July and August were widely referred to as the worst months of winter in the UK, with the jet stream (the undulating air current that blows west to east around Earth at an altitude of 5-7 miles high, that strongly influences our weather) sitting further south than usual and allowing a succession of low pressure systems to move over the UK. The result was many days that paired bad weather with poor surf. There were occasional windows of opportunity for surfers however, and sticking to the unseasonal theme, one of the best ones saw the south coast’s premiere winter break light up following the first named storm of the season in early August. Storm Antoni brought gusts of winds that reached almost 80mph to the South West, but before it made landfall it also sent a pulse of swell that peaked at 24 feet at 14 seconds. C-Skins team rider Adam ‘Bearman’ Griffiths normally has his hands full in early August running multiple beachfront businesses in Newquay, but the beaches were red flagged and few people were venturing out, so he was able to take a day to go barrel hunting.
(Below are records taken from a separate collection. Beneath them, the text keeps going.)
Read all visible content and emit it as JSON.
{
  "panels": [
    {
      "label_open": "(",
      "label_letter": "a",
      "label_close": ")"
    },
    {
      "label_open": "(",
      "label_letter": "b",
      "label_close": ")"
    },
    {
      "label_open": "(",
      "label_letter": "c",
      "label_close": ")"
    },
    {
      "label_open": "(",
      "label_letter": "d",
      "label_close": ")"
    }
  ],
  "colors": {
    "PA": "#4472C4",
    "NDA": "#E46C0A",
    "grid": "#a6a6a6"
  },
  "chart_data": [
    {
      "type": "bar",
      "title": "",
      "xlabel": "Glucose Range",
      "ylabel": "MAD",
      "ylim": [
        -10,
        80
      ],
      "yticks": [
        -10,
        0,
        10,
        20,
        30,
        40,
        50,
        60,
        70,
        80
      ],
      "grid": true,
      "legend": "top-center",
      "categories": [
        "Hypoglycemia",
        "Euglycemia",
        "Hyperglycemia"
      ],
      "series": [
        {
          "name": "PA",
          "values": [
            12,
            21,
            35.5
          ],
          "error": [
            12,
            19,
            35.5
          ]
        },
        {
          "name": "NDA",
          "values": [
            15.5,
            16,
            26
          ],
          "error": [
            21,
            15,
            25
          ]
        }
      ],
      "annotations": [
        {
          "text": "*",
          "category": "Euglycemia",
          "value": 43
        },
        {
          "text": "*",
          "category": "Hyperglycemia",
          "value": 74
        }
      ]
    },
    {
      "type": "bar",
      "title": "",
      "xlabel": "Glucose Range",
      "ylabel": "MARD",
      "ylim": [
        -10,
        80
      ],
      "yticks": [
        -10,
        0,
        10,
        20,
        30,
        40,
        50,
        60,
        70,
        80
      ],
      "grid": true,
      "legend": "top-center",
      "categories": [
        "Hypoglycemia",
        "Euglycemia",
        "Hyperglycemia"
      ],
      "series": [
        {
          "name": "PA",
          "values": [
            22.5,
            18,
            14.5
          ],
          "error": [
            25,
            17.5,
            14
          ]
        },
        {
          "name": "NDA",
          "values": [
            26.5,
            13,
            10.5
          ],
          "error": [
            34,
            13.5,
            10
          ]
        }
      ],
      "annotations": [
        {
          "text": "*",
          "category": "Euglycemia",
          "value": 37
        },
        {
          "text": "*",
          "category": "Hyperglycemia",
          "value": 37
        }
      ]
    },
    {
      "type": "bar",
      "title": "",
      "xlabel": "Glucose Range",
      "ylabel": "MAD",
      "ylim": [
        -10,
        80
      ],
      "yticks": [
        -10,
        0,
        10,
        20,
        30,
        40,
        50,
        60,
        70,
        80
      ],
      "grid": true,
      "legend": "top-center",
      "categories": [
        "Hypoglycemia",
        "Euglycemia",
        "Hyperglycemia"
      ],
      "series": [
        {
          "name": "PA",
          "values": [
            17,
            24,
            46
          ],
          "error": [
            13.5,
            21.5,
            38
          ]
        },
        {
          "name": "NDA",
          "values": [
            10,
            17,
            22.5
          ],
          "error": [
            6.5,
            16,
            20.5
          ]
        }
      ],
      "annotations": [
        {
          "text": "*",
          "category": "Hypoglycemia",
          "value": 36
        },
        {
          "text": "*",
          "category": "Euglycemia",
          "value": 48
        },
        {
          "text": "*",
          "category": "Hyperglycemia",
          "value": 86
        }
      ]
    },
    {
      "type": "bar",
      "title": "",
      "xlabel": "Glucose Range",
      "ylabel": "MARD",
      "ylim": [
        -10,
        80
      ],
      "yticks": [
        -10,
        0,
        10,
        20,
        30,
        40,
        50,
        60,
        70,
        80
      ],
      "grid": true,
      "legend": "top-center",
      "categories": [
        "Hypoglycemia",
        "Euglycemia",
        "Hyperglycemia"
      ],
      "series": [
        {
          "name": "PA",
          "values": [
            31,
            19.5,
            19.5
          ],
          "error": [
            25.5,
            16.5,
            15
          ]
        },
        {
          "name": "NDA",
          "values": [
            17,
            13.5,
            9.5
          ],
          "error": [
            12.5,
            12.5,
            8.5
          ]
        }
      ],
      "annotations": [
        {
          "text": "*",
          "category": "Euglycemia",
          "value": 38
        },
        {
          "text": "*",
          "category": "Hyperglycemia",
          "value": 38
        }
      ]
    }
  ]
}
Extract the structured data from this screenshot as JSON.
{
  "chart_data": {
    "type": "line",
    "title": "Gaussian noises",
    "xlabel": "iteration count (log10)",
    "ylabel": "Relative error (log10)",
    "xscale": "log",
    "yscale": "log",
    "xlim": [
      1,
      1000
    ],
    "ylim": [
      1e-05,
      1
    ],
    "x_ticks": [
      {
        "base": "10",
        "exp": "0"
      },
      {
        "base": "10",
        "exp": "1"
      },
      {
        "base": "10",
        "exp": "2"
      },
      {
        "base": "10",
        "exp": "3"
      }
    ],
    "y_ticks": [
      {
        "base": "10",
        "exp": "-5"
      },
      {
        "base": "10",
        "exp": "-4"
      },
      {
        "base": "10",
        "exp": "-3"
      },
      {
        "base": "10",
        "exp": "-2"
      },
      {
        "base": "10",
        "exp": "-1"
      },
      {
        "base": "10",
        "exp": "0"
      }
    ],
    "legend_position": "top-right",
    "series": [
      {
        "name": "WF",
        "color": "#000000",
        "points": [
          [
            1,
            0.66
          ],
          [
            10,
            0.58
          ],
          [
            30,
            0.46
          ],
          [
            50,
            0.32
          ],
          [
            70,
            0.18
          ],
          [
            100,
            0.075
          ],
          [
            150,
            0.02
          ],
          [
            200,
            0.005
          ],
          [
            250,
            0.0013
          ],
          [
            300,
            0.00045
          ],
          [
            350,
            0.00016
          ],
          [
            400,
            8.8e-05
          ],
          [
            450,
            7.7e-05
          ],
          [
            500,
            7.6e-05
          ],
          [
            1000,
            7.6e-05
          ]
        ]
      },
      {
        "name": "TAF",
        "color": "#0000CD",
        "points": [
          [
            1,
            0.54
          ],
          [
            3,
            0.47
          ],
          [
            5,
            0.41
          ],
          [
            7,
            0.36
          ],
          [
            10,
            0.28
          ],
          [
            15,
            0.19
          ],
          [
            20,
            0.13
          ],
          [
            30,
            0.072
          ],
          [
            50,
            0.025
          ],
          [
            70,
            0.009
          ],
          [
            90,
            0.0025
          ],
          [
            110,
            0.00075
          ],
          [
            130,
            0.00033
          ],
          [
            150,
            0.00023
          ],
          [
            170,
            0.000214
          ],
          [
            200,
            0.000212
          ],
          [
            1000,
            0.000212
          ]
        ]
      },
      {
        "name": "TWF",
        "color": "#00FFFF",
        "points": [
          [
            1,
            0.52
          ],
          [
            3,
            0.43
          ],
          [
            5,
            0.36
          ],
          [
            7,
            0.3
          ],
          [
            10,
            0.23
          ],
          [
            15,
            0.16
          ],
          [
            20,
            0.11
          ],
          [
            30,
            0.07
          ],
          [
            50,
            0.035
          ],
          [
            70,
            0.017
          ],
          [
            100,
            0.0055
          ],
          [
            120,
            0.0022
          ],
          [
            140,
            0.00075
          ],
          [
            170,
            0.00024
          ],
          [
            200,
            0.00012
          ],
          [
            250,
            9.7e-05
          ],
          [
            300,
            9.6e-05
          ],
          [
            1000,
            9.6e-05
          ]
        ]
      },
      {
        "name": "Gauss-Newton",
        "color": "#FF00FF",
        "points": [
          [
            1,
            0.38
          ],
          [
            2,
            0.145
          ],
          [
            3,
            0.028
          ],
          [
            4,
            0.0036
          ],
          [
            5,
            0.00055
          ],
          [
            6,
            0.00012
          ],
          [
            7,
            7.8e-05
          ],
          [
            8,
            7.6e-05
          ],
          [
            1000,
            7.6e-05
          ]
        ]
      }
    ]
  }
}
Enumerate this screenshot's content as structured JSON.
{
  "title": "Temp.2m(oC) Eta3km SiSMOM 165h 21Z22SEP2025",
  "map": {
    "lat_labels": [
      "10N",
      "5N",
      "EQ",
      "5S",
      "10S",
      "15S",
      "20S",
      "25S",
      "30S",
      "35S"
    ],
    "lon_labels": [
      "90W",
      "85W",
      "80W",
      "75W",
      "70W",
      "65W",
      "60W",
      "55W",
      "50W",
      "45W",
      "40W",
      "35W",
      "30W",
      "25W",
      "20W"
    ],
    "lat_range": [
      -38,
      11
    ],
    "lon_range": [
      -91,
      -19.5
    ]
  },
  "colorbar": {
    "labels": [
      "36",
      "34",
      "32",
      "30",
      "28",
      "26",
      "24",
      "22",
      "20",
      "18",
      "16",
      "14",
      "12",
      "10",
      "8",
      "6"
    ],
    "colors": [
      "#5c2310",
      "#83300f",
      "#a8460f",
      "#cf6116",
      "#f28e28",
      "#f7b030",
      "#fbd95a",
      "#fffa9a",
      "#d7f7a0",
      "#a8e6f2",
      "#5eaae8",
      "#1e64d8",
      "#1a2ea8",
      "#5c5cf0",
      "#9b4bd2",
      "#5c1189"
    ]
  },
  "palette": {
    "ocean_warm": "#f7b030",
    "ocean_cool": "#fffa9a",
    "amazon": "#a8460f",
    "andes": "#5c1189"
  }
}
adam bearman griifiths pulling into a barrel at Porthleven in early august

Bearman channelling a winter mindset in mid-summer. Photographed by @rtshots


Date: 3rd August 2023
Swell height and period: 12ft @12 seconds
Wind direction and strength: NNW
Location: Cornwall’s South Coast
Board: 6’4” Skindog Betta Twin
Wetsuit: Rewired 3:2 Mens Chest Zip Steamer

Tell us about this run of swell…
This definitely was a bonus summer swell. I hadn’t been surfing much in the run-up as it’s peak season for my business so I’d been busy with work, but this day came up and Tom Butler was keen for a surf day. We ended up having three surfs at three different spots down south that day.

And this particular session?
It wasn’t a perfect solid swell - it had peaked overnight so the swell was fading and it was an outgoing tide. The wind had picked up a bit again, although the faces were still clean, and there weren’t many other surfers out. There was a small 40-minute window where it turned on and I managed to snag a few waves.

Can you talk us through this wave:
On this particular wave I got a roll-in to the inside section which turned into a little nice little tube. It was certainly a rare thing for this spot at this time of year, and felt strange to be surfing here without booties on, so it was something to be grateful for!